You didn’t mention anywhere ter your email what you do for a living, or how much time you spend at work, or on your hobbies or charities or anything. This is a major tell. Your bf sounds like a healthy and independent person. You, on the other palm, sound utterly dependent and spil if you have no sense of self. I say this often ter my hubs – you can’t be a good playmate until you are a good You. You don’t sound like a good You. You sound obsessed with the relationship to the point where you don’t even respect that he loves his job. Not everyone is out there curing cancer. Some people make the French fries. Some people pick up the garbage. Some people waterput televisions on the shelves. Nobody’s job is any more significant than anyone else’s. Your beau is amazingly blessed and fortunate. He has a job he likes and makes a good living with. That is amazingly fortunate.
You are very fortunate that displaying up on 6 different occasions to his travel destinations didn’t waterput his job te jeopardy. You are also very fortunate that he wasgoed so cool about it and even got into it by having dinner with you and attempting to look see. Truly, he sounds amazing. If that were mij you were spying on and verrassing attacking, you’d be history.
I wrote a hub about how much time a duo should spend together. But I have to wonder what would everzwijn be enough for you. You said, he should want to spend more time with you. But you didn’t explain anything he’s doing with his time, other than working, that demonstrates his not wanting to spend time with you. And even his working hours, he seems fine with sharing with you when possible.
I could just tell you to unwind and end this Hub. But I think you need some more help than that. If you keep going on this way, you may harm this relationship. and I think if you don’t figure out how to help yourself, you’ll be fated to repeat this.
Do you work? If you don’t, you should think about attempting it, or volunteering someplace. Take some classes, find a book club, join a gym, commence taking Tae Kwon Do or Yoga or cooking classes. Go to the animal shelter and walks some dogs. Learn to play guitar. Or jewelry making. Or get involved with your town council.

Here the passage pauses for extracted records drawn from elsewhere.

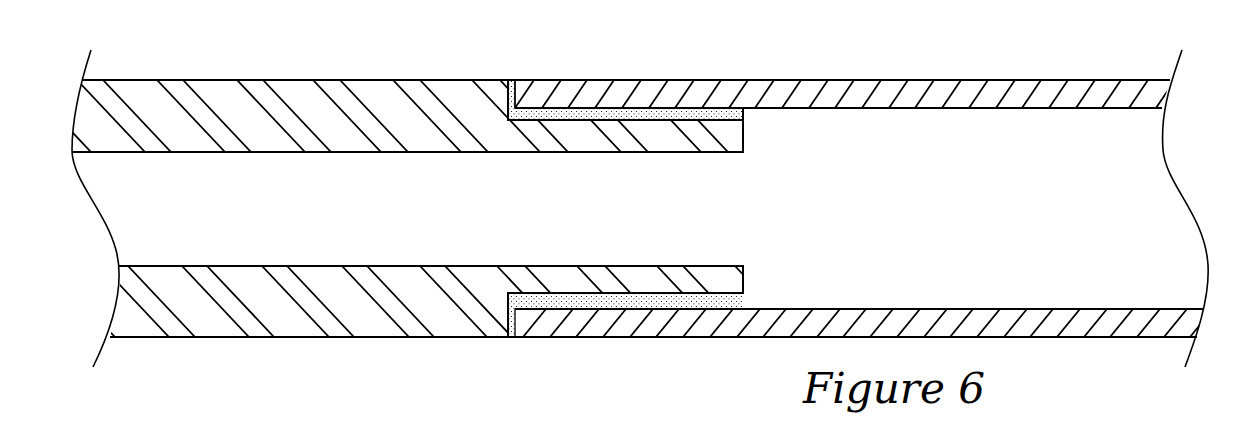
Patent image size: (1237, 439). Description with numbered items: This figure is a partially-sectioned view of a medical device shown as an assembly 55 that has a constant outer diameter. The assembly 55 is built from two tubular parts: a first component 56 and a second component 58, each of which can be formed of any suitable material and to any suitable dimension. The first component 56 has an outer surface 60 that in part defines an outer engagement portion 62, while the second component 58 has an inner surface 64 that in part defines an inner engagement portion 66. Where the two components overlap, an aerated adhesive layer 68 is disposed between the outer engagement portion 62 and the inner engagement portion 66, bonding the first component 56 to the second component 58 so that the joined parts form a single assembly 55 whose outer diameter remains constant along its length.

The assembly 55 is at (487, 57).
The first component 56 is at (288, 92).
The second component 58 is at (1093, 93).
The outer surface 60 is at (370, 80).
The outer engagement portion 62 is at (690, 118).
The inner surface 64 is at (963, 118).
The inner engagement portion 66 is at (575, 108).
The aerated adhesive layer 68 is at (642, 300).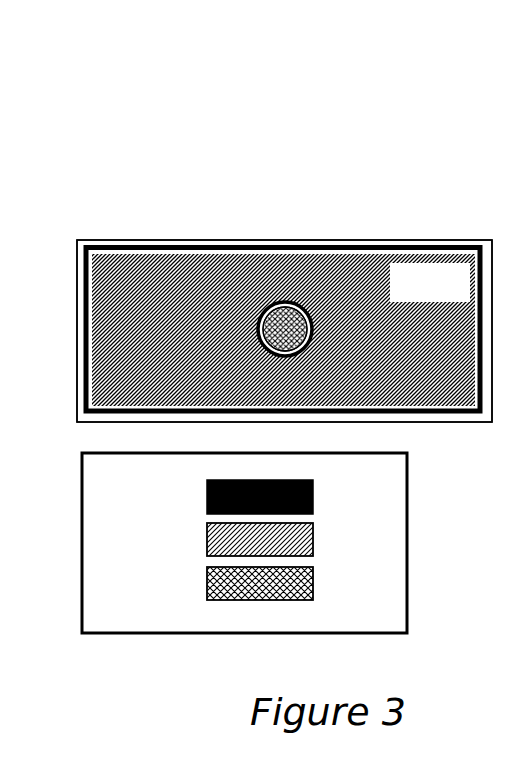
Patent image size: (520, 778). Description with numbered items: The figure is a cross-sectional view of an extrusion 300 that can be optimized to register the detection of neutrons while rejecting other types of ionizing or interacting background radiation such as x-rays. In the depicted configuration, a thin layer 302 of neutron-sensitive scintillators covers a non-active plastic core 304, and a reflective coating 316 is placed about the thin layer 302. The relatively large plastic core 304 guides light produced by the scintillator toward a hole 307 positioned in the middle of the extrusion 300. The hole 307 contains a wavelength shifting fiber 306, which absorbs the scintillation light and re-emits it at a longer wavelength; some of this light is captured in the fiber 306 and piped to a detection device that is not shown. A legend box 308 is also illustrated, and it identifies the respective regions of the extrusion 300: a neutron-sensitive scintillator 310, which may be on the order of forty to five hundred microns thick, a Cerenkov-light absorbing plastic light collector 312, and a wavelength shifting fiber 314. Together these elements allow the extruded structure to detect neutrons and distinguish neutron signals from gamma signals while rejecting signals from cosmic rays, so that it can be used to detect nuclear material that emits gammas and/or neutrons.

The extrusion 300 is at (393, 142).
The thin layer 302 is at (148, 242).
The reflective coating 316 is at (213, 245).
The plastic core 304 is at (448, 293).
The wavelength shifting fiber 306 is at (294, 332).
The hole 307 is at (293, 301).
The legend box 308 is at (352, 490).
The neutron-sensitive scintillator 310 is at (207, 500).
The Cerenkov-light absorbing plastic light collector 312 is at (207, 543).
The wavelength shifting fiber 314 is at (207, 586).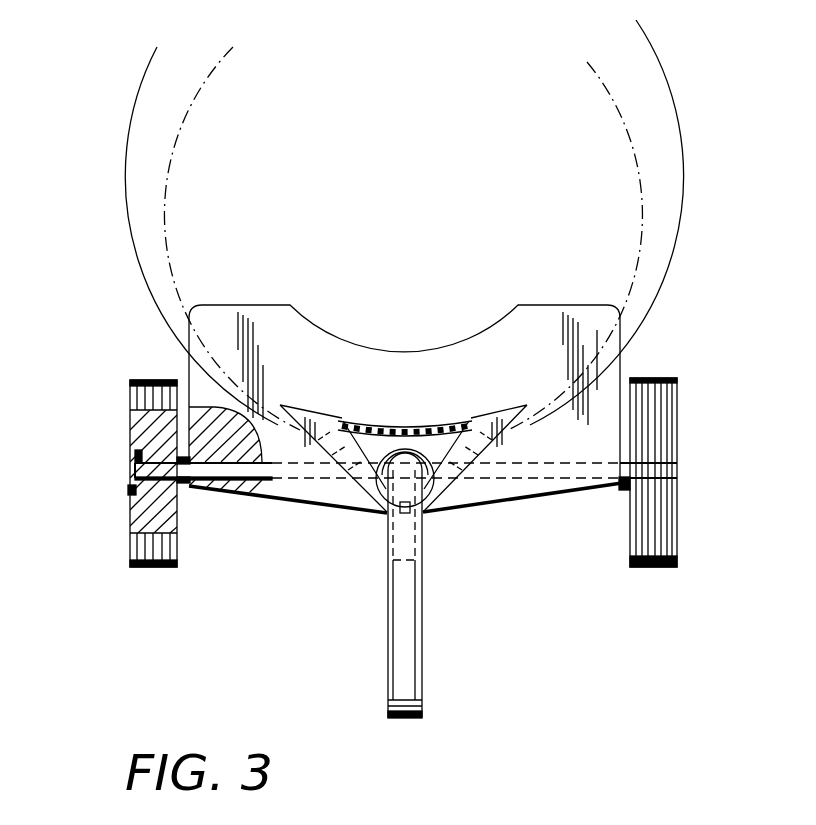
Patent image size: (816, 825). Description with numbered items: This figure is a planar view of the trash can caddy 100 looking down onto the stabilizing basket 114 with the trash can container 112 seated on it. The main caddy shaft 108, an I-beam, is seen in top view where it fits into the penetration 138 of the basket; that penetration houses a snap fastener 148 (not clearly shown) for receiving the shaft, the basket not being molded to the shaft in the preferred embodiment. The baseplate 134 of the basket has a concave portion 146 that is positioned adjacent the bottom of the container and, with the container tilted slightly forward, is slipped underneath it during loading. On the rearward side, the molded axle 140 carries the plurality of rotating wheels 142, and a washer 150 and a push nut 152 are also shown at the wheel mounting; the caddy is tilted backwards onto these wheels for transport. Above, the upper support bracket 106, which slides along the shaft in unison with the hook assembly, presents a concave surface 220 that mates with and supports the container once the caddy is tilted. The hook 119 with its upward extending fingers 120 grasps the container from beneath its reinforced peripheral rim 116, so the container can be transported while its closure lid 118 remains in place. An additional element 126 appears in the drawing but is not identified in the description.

Look, it is clear that if you are this obsessed with your bf working so much that you don’t have enough to do with yourself. Instead of projecting this problem onto your bf, you need to work on yourself.
I think you need to spend some critical thinking time on your suspicious nature too. Tho’ I do not think that is the main problem here, if you feel you’ve got some underlying or subconscious reason for having to keep reassuring yourself that he isn’t up to anything, then you need to work on that a bit. Going to therapy or even just having a duo long conversations about it with someone you trust may indeed help you waterput that into perspective.
Your beau sounds understanding, accommodating, and blessed. Nothing he’s doing is wrong or weird. He sounds like a keeper. Please be careful about those nasty statements regarding how can he like his job when he’s ter sales. Attempting to make him feel bad, or that his work is meaningless is fierce. If nothing else does, that will be the thing that one day hurts him beyond repair.
The next time he’s going off on a journey, help him pack. Smile and give him a nice sexy glad send-off. Hide a card te his bag that tells him how much you love him, and respect that he works so hard. And then when he’s gone, find a Tai Chi class or join a Forms or go play with the cats at your restringido animal shelter. Spend some time on yourself and thank your fortunate starlets you landed a fine man like you have.